Asked if he was groomed sexually, Wiggins added: “Yes. It all impacted me as an adult. I buried it. My stepfather was quite violent to me, he used to call me a f*ggot (homosexual) for wearing Lycra and stuff, so I didn’t think I could tell him.
“I was such a loner. I just wanted to get out of the environment. I became so insular. I was quite a strange teenager in many ways and I think the drive on the bike stemmed from adversity.”
Wiggins reached the pinnacle of his sport in 2012, when he became the first British winner of the Tour de France before taking Olympic gold in the time trial in London just days later.

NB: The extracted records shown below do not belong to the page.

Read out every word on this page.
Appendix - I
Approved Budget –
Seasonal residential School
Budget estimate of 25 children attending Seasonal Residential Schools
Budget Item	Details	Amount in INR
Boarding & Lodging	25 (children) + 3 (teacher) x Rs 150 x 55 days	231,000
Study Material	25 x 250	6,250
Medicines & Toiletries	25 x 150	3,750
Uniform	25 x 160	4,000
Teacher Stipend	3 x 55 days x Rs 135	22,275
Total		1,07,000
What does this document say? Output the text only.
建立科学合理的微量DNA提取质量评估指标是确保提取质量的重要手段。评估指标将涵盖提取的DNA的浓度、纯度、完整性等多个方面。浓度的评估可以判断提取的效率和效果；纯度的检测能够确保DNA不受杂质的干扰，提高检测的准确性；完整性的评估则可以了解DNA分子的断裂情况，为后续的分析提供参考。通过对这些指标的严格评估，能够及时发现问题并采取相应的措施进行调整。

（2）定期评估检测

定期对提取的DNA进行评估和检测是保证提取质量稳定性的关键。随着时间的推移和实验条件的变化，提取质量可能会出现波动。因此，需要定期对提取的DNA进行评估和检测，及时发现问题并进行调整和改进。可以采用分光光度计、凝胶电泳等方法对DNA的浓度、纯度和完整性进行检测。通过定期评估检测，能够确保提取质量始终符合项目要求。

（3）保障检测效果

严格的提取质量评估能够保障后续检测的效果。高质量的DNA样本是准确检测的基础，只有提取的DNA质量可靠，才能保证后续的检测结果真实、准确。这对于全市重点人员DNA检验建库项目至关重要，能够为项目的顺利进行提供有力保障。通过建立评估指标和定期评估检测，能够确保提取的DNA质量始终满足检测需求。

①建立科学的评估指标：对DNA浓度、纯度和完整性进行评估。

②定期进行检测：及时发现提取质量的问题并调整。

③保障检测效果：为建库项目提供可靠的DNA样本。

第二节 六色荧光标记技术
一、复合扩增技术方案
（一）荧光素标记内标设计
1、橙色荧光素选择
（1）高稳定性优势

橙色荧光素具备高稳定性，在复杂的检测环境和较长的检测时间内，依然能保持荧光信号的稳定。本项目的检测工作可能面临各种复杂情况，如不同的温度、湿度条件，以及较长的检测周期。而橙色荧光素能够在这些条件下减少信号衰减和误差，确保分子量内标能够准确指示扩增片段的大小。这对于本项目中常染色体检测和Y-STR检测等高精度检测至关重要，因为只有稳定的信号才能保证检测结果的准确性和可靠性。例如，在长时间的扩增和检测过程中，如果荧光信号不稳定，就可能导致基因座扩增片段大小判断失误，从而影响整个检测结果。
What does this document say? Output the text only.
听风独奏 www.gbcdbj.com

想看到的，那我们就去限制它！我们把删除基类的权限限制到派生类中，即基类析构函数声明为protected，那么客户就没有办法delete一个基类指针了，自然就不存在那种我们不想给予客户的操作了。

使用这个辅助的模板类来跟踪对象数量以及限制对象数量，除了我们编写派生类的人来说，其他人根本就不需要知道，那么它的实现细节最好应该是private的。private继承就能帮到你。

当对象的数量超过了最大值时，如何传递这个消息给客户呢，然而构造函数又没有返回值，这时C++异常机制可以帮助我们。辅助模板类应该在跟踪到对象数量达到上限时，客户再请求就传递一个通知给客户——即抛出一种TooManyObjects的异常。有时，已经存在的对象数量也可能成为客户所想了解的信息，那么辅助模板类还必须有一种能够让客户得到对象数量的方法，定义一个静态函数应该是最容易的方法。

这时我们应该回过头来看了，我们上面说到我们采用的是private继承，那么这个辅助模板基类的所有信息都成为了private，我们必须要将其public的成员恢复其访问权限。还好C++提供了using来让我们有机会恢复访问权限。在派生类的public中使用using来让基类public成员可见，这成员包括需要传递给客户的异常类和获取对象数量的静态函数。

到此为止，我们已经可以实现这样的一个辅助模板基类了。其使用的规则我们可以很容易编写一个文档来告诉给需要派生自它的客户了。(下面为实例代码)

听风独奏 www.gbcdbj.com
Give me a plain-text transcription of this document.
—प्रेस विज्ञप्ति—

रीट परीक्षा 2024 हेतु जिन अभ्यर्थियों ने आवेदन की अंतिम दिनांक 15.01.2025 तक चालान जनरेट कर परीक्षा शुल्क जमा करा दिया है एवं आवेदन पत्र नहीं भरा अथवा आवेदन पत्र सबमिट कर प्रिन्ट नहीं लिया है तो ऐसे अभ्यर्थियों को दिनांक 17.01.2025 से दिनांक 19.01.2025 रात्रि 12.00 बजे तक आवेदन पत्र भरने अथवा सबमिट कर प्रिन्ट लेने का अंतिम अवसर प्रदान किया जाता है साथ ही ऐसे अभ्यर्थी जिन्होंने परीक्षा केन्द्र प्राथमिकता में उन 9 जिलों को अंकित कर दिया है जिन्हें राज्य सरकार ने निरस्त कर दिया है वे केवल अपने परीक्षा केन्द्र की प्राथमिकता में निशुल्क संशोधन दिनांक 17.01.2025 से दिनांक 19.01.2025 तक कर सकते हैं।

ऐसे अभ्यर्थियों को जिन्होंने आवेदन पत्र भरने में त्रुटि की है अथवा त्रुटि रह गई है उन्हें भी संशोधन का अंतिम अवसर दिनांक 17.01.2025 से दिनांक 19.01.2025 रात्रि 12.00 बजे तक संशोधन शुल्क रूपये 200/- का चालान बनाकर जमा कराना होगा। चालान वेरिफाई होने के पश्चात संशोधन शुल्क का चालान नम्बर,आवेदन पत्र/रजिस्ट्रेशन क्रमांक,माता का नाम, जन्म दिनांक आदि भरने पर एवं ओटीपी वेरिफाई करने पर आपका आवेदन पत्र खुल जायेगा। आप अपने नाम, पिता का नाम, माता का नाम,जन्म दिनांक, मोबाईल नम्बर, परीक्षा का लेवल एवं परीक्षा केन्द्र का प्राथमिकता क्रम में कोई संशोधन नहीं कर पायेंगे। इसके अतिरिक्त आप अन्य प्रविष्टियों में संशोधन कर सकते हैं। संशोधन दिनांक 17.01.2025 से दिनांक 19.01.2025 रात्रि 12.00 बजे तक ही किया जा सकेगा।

However, he said he had spent much of his life trying to understand his relationship with his father, Australian cyclist Gary Wiggins, who walked out on the family when Bradley was young and who died in 2008 following a fight at a house party.
“It was definitely to do with my dad. Never getting answers when he was murdered in 2008. He left us when I was little, so I met him for the first time when I was 18,” he said.
“We rekindled some kind of relationship but then we didn’t speak for the last couple of years before he was murdered.
“He was my hero. I wanted to prove myself to him. He was a good cyclist, he could have been really good, but he was a wasted talent.
“He was an alcoholic, a manic depressive, quite violent and he took a lot of amphetamines and (sports) drugs back then.” British Cycling have contacted the retired rider to offer their support.
“We are deeply concerned by the matter raised by Sir Bradley Wiggins and our safeguarding team has made contact with him today to offer our full support,” the organisation said in a statement.
“We would encourage anybody who has suffered abuse or has concerns about the welfare of others — regardless of when the incident took place — to utilize the support offered both by our trained team at British Cycling and the dedicated NSPCC helpline, which in turn helps us to ensure that our sport is a safe and welcoming place for all.”